If the target table does not exist, the connector will create it based on the information available in the Kafka schema. This information is missing column attributes like timestamp, shard_key, and charN. If these attributes are important then you should create the table in advance of running the connector so it will use the existing table.

Testing

Datapump Test Utility

The datapump utility is used to generate insert activity on tables to facilitate testing. It will create tables KafkaConnectorTest and KafkaConnectorTest2 and insert records at regular intervals.

usage: TestDataPump [options] URL
 -d,--delay-time <seconds>   Seconds between batches.
 -h,--help                   Show Usage
 -n,--batch-size <count>     Number of records

The below example runs the datapump with default options and will insert batches of 10 records every 3 seconds.

java -cp kafka-connector-6.1.0-jar-with-dependencies.jar \
    com.kinetica.kafka.tests.TestDataPump \
    http://gpudb:9191

System Test

This test will demonstrate the Kinetica Kafka Connector source and sink in standalone mode. The following steps use example files that may require modifications.

Important

The standalone mode should be used only for testing. You should use distributed mode for a production deployment.

  1. Create a configuration file (connect-standalone.properties)
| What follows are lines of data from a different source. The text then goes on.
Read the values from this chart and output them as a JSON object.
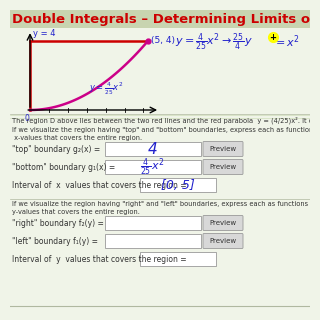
{
  "title": "Double Integrals – Determining Limits of Integration",
  "title_color": "#cc0000",
  "title_fontsize": 9.5,
  "bg_color": "#f0f4e8",
  "body_text_1": "The region D above lies between the two red lines and the red parabola y = (4/25)x². It can be describe in two ways.",
  "body_text_2": "If we visualize the region having \"top\" and \"bottom\" boundaries, express each as functions of  x  and provide the",
  "body_text_2b": " x-values that covers the entire region.",
  "label_top_boundary": "\"top\" boundary g₂(x) =",
  "answer_top": "4",
  "label_bottom_boundary": "\"bottom\" boundary g₁(x) =",
  "answer_bottom": "(4/25)x²",
  "label_interval_x": "Interval of  x  values that covers the region =",
  "answer_interval_x": "[0, 5]",
  "body_text_3": "If we visualize the region having \"right\" and \"left\" boundaries, express each as functions of  y  and provide the in-",
  "body_text_3b": "y-values that covers the entire region.",
  "label_right_boundary": "\"right\" boundary f₂(y) =",
  "label_left_boundary": "\"left\" boundary f₁(y) =",
  "label_interval_y": "Interval of  y  values that covers the region =",
  "preview_btn_color": "#d8d8d8",
  "input_box_color": "#ffffff",
  "grid_line_color": "#c8d8b0",
  "separator_color": "#b0b8a0"
}
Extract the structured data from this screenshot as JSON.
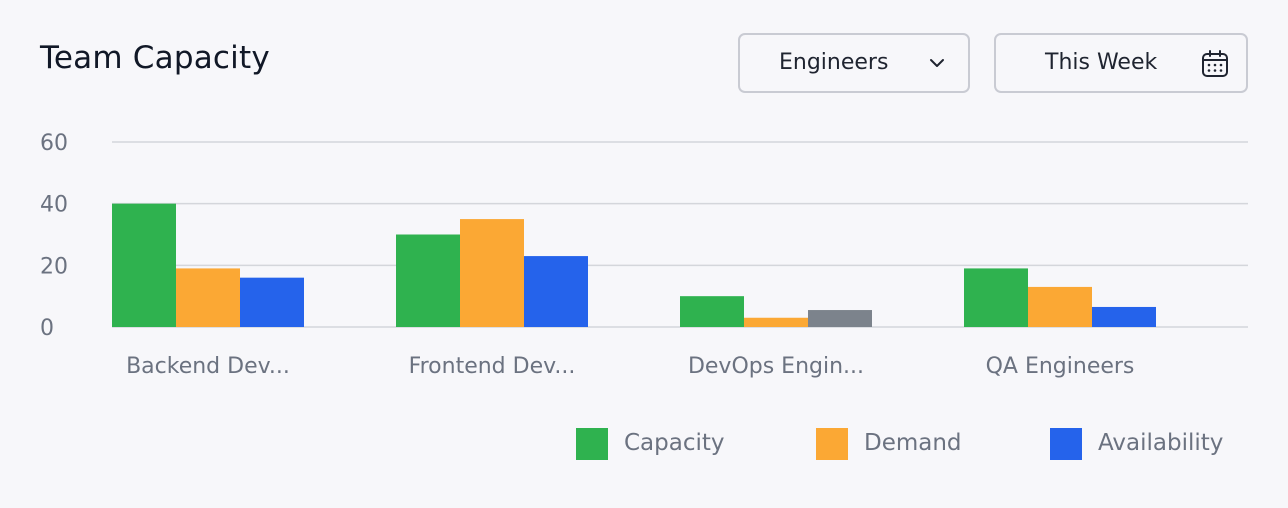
{
  "card": {
    "title": "Team Capacity",
    "role_filter": {
      "value": "Engineers",
      "icon": "chevron-down-icon"
    },
    "period_filter": {
      "value": "This Week",
      "icon": "calendar-icon"
    }
  },
  "colors": {
    "capacity": "#2fb24f",
    "demand": "#fba834",
    "availability": "#2563eb",
    "availability_low": "#7c838c",
    "grid": "#d4d6db",
    "axis_text": "#6b7280"
  },
  "chart_data": {
    "type": "bar",
    "title": "",
    "xlabel": "",
    "ylabel": "",
    "ylim": [
      0,
      60
    ],
    "yticks": [
      "0",
      "20",
      "40",
      "60"
    ],
    "grid": true,
    "legend_position": "bottom-right",
    "categories": [
      "Backend Dev...",
      "Frontend Dev...",
      "DevOps Engin...",
      "QA Engineers"
    ],
    "series": [
      {
        "name": "Capacity",
        "values": [
          40,
          30,
          10,
          19
        ]
      },
      {
        "name": "Demand",
        "values": [
          19,
          35,
          3,
          13
        ]
      },
      {
        "name": "Availability",
        "values": [
          16,
          23,
          5.5,
          6.5
        ]
      }
    ]
  }
}
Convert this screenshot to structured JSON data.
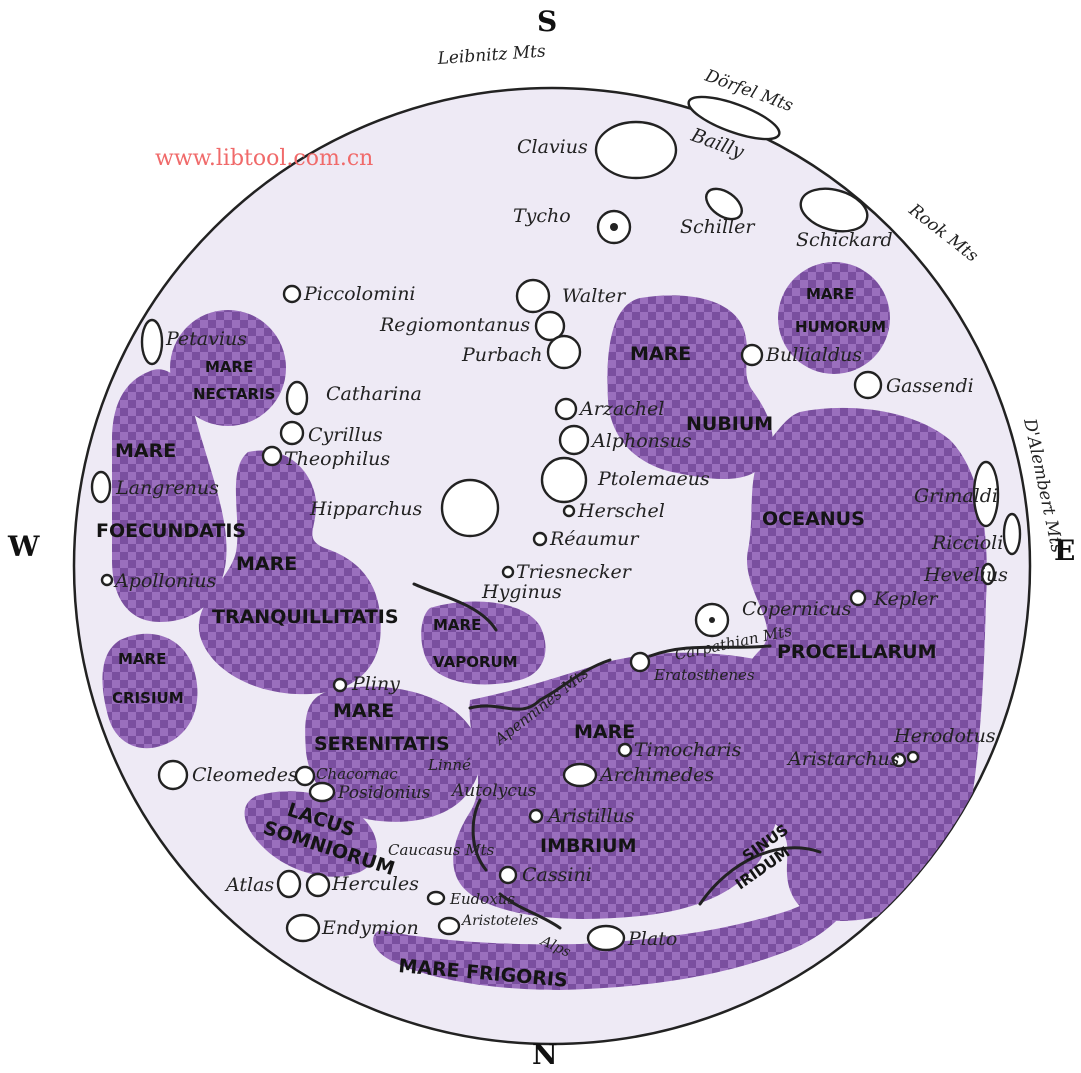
{
  "directions": {
    "south": "S",
    "north": "N",
    "west": "W",
    "east": "E"
  },
  "watermark": "www.libtool.com.cn",
  "colors": {
    "mare_fill": "#8c5fb0",
    "mare_light": "#b49ac8",
    "background": "#eeeaf5",
    "outline": "#222222",
    "watermark": "#f06a6a"
  },
  "maria": {
    "nectaris": [
      "MARE",
      "NECTARIS"
    ],
    "foecundatis": [
      "MARE",
      "FOECUNDATIS"
    ],
    "tranquillitatis": [
      "MARE",
      "TRANQUILLITATIS"
    ],
    "crisium": [
      "MARE",
      "CRISIUM"
    ],
    "vaporum": [
      "MARE",
      "VAPORUM"
    ],
    "serenitatis": [
      "MARE",
      "SERENITATIS"
    ],
    "somniorum": [
      "LACUS",
      "SOMNIORUM"
    ],
    "nubium": [
      "MARE",
      "NUBIUM"
    ],
    "humorum": [
      "MARE",
      "HUMORUM"
    ],
    "oceanus": [
      "OCEANUS",
      "PROCELLARUM"
    ],
    "imbrium": [
      "MARE",
      "IMBRIUM"
    ],
    "iridum": [
      "SINUS",
      "IRIDUM"
    ],
    "frigoris": "MARE FRIGORIS"
  },
  "edge_labels": {
    "leibnitz": "Leibnitz Mts",
    "dorfel": "Dörfel Mts",
    "rook": "Rook Mts",
    "dalembert": "D'Alembert Mts"
  },
  "craters": {
    "clavius": "Clavius",
    "bailly": "Bailly",
    "tycho": "Tycho",
    "schiller": "Schiller",
    "schickard": "Schickard",
    "piccolomini": "Piccolomini",
    "walter": "Walter",
    "regiomontanus": "Regiomontanus",
    "purbach": "Purbach",
    "bullialdus": "Bullialdus",
    "gassendi": "Gassendi",
    "petavius": "Petavius",
    "catharina": "Catharina",
    "cyrillus": "Cyrillus",
    "theophilus": "Theophilus",
    "arzachel": "Arzachel",
    "alphonsus": "Alphonsus",
    "ptolemaeus": "Ptolemaeus",
    "herschel": "Herschel",
    "langrenus": "Langrenus",
    "hipparchus": "Hipparchus",
    "reaumur": "Réaumur",
    "grimaldi": "Grimaldi",
    "riccioli": "Riccioli",
    "hevelius": "Hevelius",
    "apollonius": "Apollonius",
    "triesnecker": "Triesnecker",
    "hyginus": "Hyginus",
    "copernicus": "Copernicus",
    "kepler": "Kepler",
    "carpathian": "Carpathian Mts",
    "eratosthenes": "Eratosthenes",
    "pliny": "Pliny",
    "apennines": "Apennines Mts",
    "herodotus": "Herodotus",
    "aristarchus": "Aristarchus",
    "timocharis": "Timocharis",
    "cleomedes": "Cleomedes",
    "chacornac": "Chacornac",
    "linne": "Linné",
    "archimedes": "Archimedes",
    "posidonius": "Posidonius",
    "autolycus": "Autolycus",
    "aristillus": "Aristillus",
    "caucasus": "Caucasus Mts",
    "cassini": "Cassini",
    "atlas": "Atlas",
    "hercules": "Hercules",
    "eudoxus": "Eudoxus",
    "aristoteles": "Aristoteles",
    "alps": "Alps",
    "endymion": "Endymion",
    "plato": "Plato"
  }
}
    # This should point to your Kafka broker
    bootstrap.servers=broker:9092
    
    offset.storage.file.filename=/tmp/connect.offsets
    offset.flush.interval.ms=5000
    rest.port=8083
    
    # Make sure your connector jar is in this path
    plugin.path=/opt/connect-test
    
    # needed for Kinetica
    key.converter.schemas.enable=true
    key.converter=org.apache.kafka.connect.json.JsonConverter
    value.converter.schemas.enable=true
    value.converter=org.apache.kafka.connect.json.JsonConverter
    
    internal.key.converter=org.apache.kafka.connect.json.JsonConverter
    internal.value.converter=org.apache.kafka.connect.json.JsonConverter
    internal.key.converter.schemas.enable=false
    internal.value.converter.schemas.enable=false
    
  2. Create a configuration file (source.properties) for the source connector:

    # Connector API required config
    name=TwitterSourceConnector
    connector.class=com.kinetica.kafka.KineticaSourceConnector
    tasks.max=1
    
    # Kinetic specific config
    kinetica.url=http://localhost:9191
    kinetica.table_names=KafkaConnectorTest,KafkaConnectorTest2
    kinetica.timeout=1000
    kinetica.topic_prefix=Tweets.
    
  3. Create a configuration file (sink.properties) for the sink connector:

    name=TwitterSinkConnector
    topics=Tweets.KafkaConnectorTest,Tweets.KafkaConnectorTest2
    connector.class=com.kinetica.kafka.KineticaSinkConnector
    tasks.max=1
    
    # Kinetic specific config
    kinetica.url=http://localhost:9191
    kinetica.collection_name=TEST
    kinetica.table_prefix=out_
    kinetica.timeout=1000
    kinetica.batch_size=100
    

The rest of the system test will require three terminal windows:

  1. In terminal 1, start Zookeeper and Kafka:

    cd <path/to/Kafka>
    bin/zookeeper-server-start.sh config/zookeeper.properties &
    bin/kafka-server-start.sh config/server.properties
    
  2. In terminal 2, start test datapump. This will create the KafkaConnectorTest and KafkaConnectorTest2 tables and generate insert activity:

    java -cp kafka-connector-6.1.0-jar-with-dependencies.jar \
    com.kinetica.kafka.tests.TestDataPump <Kinetica url>
    
  3. In terminal 3, start Kafka connector:

    export CLASSPATH=<path/to/kafka-connector-6.1.0-jar-with-dependencies.jar>
    cd <path/to/Kafka>
    bin/connect-standalone.sh \
      config/connect-standalone.properties <source.properties> <sink.properties>
    
  4. Verify that data is copied to tables out_KafkaConnectorTest and out_KafkaConnectorTest2.